Senate bill would restrict public access to footage from police body cameras
Footage from police body cameras would be exempt from Missouri’s open records law if a bill moving through the Missouri Senate becomes law.
Senate Bill 331, sponsored by state Sen. Doug Libla, R-Poplar Bluff, would exempt any video or audio attached to an officer’s body, car, boat or aircraft from being a public record. It would also prohibit the state from requiring police to wear body cameras, leaving it up to local departments instead. The Senate Transportation, Infrastructure and Public Safety committee heard testimony on the bill Wednesday.
After the committee hearing, Libla said that the bill is meant to create a “check and balance” on the public’s access to the video and to avoid invasions of privacy.
“You know when you need to go into a residence, you’re videoing everything in the person’s house,” Libla said. “There’s just no end to it. There needs to be a manner for that to be controlled and to be accessed.”
John Chasnoff of Drone Free St. Louis said his group supports the bill’s provision to bar the state from mandating body cameras but suggested guidelines for body cameras instead of a “blanket prohibition” on access to the video.
Chasnoff outlined a few possible guidelines:
- Body cameras should be left on whenever interacting with the public
- Officers must notify people when the cameras are recording
- Officers should receive the consent of crime victims and residents when they enter homes
- There needs to be discretionary use of the cameras when police are interviewing witnesses
- There should be no secretive recording during events such as protests
- Cameras should be prohibited when police are interviewing confidential informants or conducting strip searches
Other groups, such as the Missouri Fraternal Order of Police, also supported the bill’s provision to allow local departments to decide on the use of body cameras, citing cost concerns. Kevin Ahlbrand, the group’s president, said the St. Louis Police Department determined it would cost $8.9 million a year to use the cameras and store the data.
But Doug Crews, executive director of the Missouri Press Association, said the bill could create an environment of mistrust.
“We should not be a state where secret police records are the norm,” Crews said. “Because refusing to release records can only lead to mistrust in law enforcement and a belief that something is being hidden.”

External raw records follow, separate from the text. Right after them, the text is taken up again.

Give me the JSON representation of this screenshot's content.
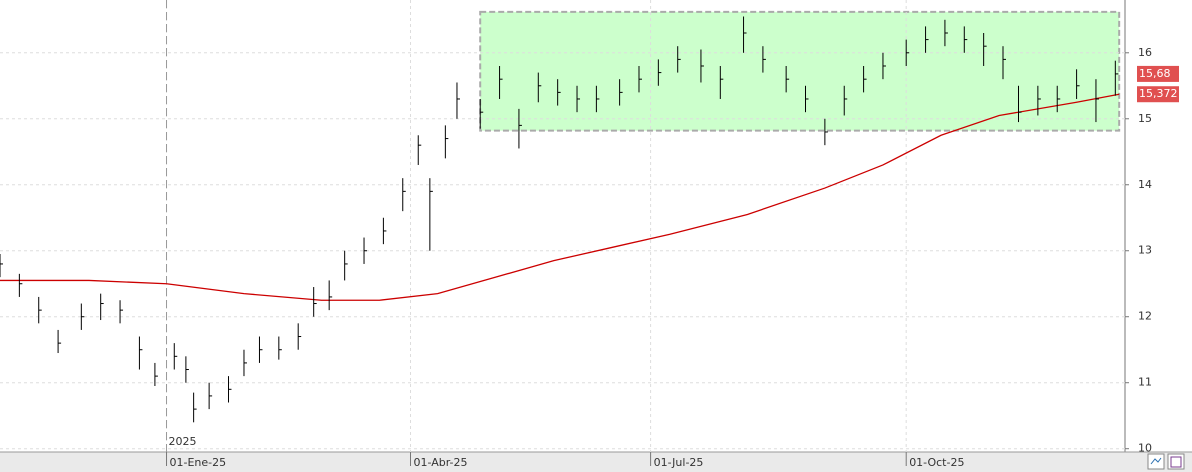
{
  "chart_data": {
    "type": "ohlc",
    "x": [
      -43,
      -38,
      -33,
      -28,
      -22,
      -17,
      -12,
      -7,
      -3,
      2,
      5,
      7,
      11,
      16,
      20,
      24,
      29,
      34,
      38,
      42,
      46,
      51,
      56,
      61,
      65,
      68,
      72,
      75,
      81,
      86,
      91,
      96,
      101,
      106,
      111,
      117,
      122,
      127,
      132,
      138,
      143,
      149,
      154,
      160,
      165,
      170,
      175,
      180,
      185,
      191,
      196,
      201,
      206,
      211,
      216,
      220,
      225,
      230,
      235,
      240,
      245
    ],
    "high": [
      12.95,
      12.65,
      12.3,
      11.8,
      12.2,
      12.35,
      12.25,
      11.7,
      11.3,
      11.6,
      11.4,
      10.85,
      11.0,
      11.1,
      11.5,
      11.7,
      11.7,
      11.9,
      12.45,
      12.55,
      13.0,
      13.2,
      13.5,
      14.1,
      14.75,
      14.1,
      14.9,
      15.55,
      15.3,
      15.8,
      15.15,
      15.7,
      15.6,
      15.5,
      15.5,
      15.6,
      15.8,
      15.9,
      16.1,
      16.05,
      15.8,
      16.55,
      16.1,
      15.8,
      15.5,
      15.0,
      15.5,
      15.8,
      16.0,
      16.2,
      16.4,
      16.5,
      16.4,
      16.3,
      16.1,
      15.5,
      15.5,
      15.5,
      15.75,
      15.6,
      15.88
    ],
    "low": [
      12.6,
      12.3,
      11.9,
      11.45,
      11.8,
      11.95,
      11.9,
      11.2,
      10.95,
      11.2,
      11.0,
      10.4,
      10.6,
      10.7,
      11.1,
      11.3,
      11.35,
      11.5,
      12.0,
      12.1,
      12.55,
      12.8,
      13.1,
      13.6,
      14.3,
      13.0,
      14.4,
      15.0,
      14.85,
      15.3,
      14.55,
      15.25,
      15.2,
      15.1,
      15.1,
      15.2,
      15.4,
      15.5,
      15.7,
      15.55,
      15.3,
      16.0,
      15.7,
      15.4,
      15.1,
      14.6,
      15.05,
      15.4,
      15.6,
      15.8,
      16.0,
      16.1,
      16.0,
      15.8,
      15.6,
      14.95,
      15.05,
      15.1,
      15.3,
      14.95,
      15.35
    ],
    "close": [
      12.8,
      12.5,
      12.1,
      11.6,
      12.0,
      12.2,
      12.1,
      11.5,
      11.1,
      11.4,
      11.2,
      10.6,
      10.8,
      10.9,
      11.3,
      11.5,
      11.5,
      11.7,
      12.2,
      12.3,
      12.8,
      13.0,
      13.3,
      13.9,
      14.6,
      13.9,
      14.7,
      15.3,
      15.1,
      15.6,
      14.9,
      15.5,
      15.4,
      15.3,
      15.3,
      15.4,
      15.6,
      15.7,
      15.9,
      15.8,
      15.6,
      16.3,
      15.9,
      15.6,
      15.3,
      14.8,
      15.3,
      15.6,
      15.8,
      16.0,
      16.2,
      16.3,
      16.2,
      16.1,
      15.9,
      15.1,
      15.3,
      15.3,
      15.5,
      15.3,
      15.68
    ],
    "ma": {
      "color": "#cc0000",
      "x": [
        -43,
        -20,
        0,
        20,
        40,
        55,
        70,
        85,
        100,
        115,
        130,
        150,
        170,
        185,
        200,
        215,
        235,
        246
      ],
      "values": [
        12.55,
        12.55,
        12.5,
        12.35,
        12.25,
        12.25,
        12.35,
        12.6,
        12.85,
        13.05,
        13.25,
        13.55,
        13.95,
        14.3,
        14.75,
        15.05,
        15.25,
        15.372
      ]
    },
    "box": {
      "x": [
        81,
        246
      ],
      "y": [
        14.82,
        16.62
      ],
      "color": "#ccffcc"
    },
    "last_labels": [
      {
        "value": 15.68,
        "label": "15,68"
      },
      {
        "value": 15.372,
        "label": "15,372"
      }
    ],
    "year_label": "2025",
    "xlim": [
      -43,
      247.5
    ],
    "ylim": [
      9.95,
      16.8
    ],
    "xticks": [
      {
        "value": 0,
        "label": "01-Ene-25"
      },
      {
        "value": 63,
        "label": "01-Abr-25"
      },
      {
        "value": 125,
        "label": "01-Jul-25"
      },
      {
        "value": 191,
        "label": "01-Oct-25"
      }
    ],
    "yticks": [
      10,
      11,
      12,
      13,
      14,
      15,
      16
    ],
    "grid": true
  }
}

Jasmin Maurer of the Don't Shoot Coalition said questioned restricting the public access to footage from police cameras.
"By not making this video public record, it seems almost useless to have body cameras when the purpose of a body camera is to create a system so that we can go back and look and see what happened."
Gov. Jay Nixon, a Democrat, weighed in on the issue when he was in St. Louis and talking about the role of the National Guard.
"Clearly, some issues need to be worked through in the legislature about cameras and public," said Nixon. "Those are issues that are best handled as you move through the legislative process to strike the right balance. Certainly there are situations where (cameras) should be and situations where they shouldn’t be. As you all in the media (know), you have not seen any national pictures of the beheadings by ISIS. I mean, there are times when you have to have not just a switch on and off. That’s what the legislative process is all about. I’m hopeful this year they have hearings and have a process to get us to a reasonable policy there."
State Sen. Maria Chappelle-Nadal, D-St. Louis, proposed a bill earlier this month to require body cameras on all law enforcement officers.
The committee took no action on the bill Wednesday.